As Carney prepares to take control of the Bank of England, former central bank economists say his five years atop the Bank of Canada suggest he will be more inventive and open than the current governor in outlining plans to spur the U.K. recovery.
Although King pursues quantitative easing, the Bank of England rejects a Canadian crisis-fighting strategy — later adopted by Federal Reserve Chairman Ben S. Bernanke — of specifying how long interest rates will remain low. That stance may be revisited if Carney arrives in London in seven months to find the U.K. still stuck in a recessionary rut.
“Mervyn was very proactive in beginning gilt purchases, but he is still less pragmatic than Carney, who may be open to a wider range of options,” said Simon Wells, chief U.K. economist at HSBC Holdings Plc (HSBA) in London and a Bank of England official until last year.

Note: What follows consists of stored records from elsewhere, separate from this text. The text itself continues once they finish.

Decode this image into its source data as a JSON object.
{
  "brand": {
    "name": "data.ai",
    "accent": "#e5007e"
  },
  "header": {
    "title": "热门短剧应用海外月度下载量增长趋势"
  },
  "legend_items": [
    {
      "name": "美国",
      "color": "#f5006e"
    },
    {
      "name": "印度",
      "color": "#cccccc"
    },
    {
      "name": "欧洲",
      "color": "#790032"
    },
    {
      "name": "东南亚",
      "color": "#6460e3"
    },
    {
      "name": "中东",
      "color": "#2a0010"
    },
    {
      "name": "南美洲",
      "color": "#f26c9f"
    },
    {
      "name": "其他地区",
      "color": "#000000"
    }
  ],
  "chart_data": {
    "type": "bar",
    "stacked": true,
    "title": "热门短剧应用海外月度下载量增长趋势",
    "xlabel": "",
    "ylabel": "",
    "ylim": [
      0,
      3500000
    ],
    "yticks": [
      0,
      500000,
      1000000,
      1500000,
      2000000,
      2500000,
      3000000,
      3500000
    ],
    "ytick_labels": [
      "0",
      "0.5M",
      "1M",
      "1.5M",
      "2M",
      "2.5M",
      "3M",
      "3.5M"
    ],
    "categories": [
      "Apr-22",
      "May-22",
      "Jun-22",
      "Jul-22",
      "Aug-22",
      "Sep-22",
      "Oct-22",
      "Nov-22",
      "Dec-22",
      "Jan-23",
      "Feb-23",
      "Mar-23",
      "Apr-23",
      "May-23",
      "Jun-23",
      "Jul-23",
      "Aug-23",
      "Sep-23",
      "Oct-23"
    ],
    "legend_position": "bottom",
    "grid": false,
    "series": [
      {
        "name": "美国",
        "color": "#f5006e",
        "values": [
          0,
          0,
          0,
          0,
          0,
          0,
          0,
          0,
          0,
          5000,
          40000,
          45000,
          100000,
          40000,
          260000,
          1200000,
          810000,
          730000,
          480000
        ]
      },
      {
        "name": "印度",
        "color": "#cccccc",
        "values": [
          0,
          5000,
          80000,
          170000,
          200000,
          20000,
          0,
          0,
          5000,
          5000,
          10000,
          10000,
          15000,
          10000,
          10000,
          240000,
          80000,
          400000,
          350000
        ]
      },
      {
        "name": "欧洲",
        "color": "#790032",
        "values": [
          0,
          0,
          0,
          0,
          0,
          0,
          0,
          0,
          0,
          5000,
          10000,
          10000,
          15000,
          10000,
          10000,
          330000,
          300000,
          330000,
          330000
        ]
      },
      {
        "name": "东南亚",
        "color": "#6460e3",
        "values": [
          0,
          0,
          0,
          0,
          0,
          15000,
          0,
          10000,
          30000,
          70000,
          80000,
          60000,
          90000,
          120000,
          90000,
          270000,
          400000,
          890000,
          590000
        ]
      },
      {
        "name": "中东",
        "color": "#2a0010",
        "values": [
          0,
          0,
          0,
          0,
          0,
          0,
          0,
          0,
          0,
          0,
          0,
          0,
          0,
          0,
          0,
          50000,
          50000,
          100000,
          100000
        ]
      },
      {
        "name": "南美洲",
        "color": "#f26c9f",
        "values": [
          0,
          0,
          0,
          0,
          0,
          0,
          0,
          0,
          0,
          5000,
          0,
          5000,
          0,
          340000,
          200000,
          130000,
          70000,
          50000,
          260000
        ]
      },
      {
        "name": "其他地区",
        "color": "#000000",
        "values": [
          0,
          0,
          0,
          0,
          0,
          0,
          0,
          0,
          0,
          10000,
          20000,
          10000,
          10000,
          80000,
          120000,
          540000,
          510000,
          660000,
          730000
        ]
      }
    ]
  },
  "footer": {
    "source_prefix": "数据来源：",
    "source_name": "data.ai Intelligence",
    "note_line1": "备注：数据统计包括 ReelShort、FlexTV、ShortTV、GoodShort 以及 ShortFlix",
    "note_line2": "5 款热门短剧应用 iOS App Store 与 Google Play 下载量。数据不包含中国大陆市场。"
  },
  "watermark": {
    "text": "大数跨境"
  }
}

Carney, 47, embraced greater transparency as an emergency tool in 2009 when he promised to keep Canada’s benchmark rate, then at 0.25 percent, low for 15 months as long as the inflation outlook didn’t change. Bernanke followed in August 2011 when the Fed said it would hold its key rate near zero at least through mid-2013, a range it subsequently extended by two years.
Such vows are aimed at adding stimulus to an economy where short-term rates are already around rock-bottom by persuading investors to contain longer-term borrowing costs because they know official rates won’t rise.